DeKALB – If Wednesday reinforced anything, it's that Ohio guard D.J. Cooper is a special player.
And if Wednesday proved anything, it's that Northern Illinois has no answer for him in what already is shaping up to be a long four years of games for the Huskies against the freshman guard.
Cooper, a high school teammate of fellow NIU freshman Tony Nixon, was unstoppable at times and along with guard Armon Bassett controlled the pace of the entire second half of Ohio's 99-84 victory over the Huskies at the Convocation Center.
Cooper scored 29 points and had six assists with no turnovers while Bassett chipped in with 25 points and seven assists for the Bobcats (11-9, 2-4 MAC East).
"We just come in and try and play defense and take what the defense gives us," Cooper said. "The ball went in for us tonight."
Ohio dominated the game in transition, an area NIU coach Ricardo Patton said the Huskies (8-10, 4-2 MAC West) prepared for in film sessions and in practice.
"I think Ohio is as committed to the fast break as any team we'll face all season," Patton said. "They really do a nice job and it starts with D.J. Cooper. He's a guy that understands how to pitch ahead, how to run a team. There were times when we made shots and celebrated too long and didn't get back."
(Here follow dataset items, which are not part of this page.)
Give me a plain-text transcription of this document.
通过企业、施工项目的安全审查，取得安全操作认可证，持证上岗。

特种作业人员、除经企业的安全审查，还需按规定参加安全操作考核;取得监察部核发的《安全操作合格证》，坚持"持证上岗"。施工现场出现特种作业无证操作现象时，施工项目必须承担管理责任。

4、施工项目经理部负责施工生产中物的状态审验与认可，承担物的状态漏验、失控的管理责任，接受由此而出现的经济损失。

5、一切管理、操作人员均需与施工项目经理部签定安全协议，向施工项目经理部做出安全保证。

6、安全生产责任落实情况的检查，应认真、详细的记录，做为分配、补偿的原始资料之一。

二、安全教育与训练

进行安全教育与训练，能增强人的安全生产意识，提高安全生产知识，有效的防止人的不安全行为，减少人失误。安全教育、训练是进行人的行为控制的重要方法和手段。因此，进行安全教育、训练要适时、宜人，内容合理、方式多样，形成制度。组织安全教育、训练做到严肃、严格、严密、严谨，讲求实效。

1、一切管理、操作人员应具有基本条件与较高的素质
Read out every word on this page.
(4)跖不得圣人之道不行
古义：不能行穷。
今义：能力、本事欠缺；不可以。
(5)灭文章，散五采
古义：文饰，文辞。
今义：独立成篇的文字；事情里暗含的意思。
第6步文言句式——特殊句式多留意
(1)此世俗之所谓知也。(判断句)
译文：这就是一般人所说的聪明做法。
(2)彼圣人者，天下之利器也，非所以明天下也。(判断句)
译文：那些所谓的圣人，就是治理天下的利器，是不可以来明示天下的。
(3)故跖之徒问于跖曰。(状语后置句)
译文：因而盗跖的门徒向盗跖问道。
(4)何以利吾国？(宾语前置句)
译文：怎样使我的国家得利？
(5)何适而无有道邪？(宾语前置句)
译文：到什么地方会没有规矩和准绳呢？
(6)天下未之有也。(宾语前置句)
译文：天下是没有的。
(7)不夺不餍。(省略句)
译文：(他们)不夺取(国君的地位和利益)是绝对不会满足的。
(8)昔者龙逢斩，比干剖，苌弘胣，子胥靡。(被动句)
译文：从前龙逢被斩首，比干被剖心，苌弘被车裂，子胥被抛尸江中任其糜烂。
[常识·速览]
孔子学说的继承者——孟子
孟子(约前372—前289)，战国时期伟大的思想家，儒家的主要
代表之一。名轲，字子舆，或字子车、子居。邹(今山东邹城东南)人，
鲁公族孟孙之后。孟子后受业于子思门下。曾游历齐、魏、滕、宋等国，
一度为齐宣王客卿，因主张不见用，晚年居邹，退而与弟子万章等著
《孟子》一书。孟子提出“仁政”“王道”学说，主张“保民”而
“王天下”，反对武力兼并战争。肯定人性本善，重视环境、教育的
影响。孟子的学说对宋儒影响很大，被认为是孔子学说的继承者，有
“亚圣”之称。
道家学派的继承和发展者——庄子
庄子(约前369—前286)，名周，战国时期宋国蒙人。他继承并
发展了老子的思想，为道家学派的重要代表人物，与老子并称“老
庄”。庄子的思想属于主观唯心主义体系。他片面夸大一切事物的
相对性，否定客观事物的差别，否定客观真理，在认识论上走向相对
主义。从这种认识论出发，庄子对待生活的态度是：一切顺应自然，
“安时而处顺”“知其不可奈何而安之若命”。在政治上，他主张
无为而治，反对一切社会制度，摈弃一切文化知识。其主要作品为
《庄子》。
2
The game started out as the Cooper and Xavier Silas show, as Silas scored the Huskies' first 15 points and Cooper netted Ohio's first eight. Silas finished the game with a career-high 31 but was slowed after Ohio's 2-3 zone focused on stopping the junior guard.
Patton said although Silas led the Huskies on offense, he was as responsible as anyone on defense for allowing the Bobcats to score at will.
"I thought defensively Silas was as bad as he's been all year," Patton said. "I thought he gave up. Even though he had 31 points, I thought he gave up as many as he made."
Silas said the Huskies couldn't find any defensive intensity.
"We just came out with a lack of intensity, and any time you do that on the defensive end, and you give up 99 points, it's hard to win when you don't have defensive intensity," Silas said.
NIU shot 6 of 26 from three-point range, including 2 of 12 from the second half when Ohio extended its lead over the final 10 minutes to secure the win.
"There's no question we took some poor shots from three," Patton said. "Silas took some poor shots. Mike DiNunno took some poor shots from three. Too far. Too deep. I think because Silas came out making shots from three-point range, he stepped back, almost outside the gym. Those are bad shots."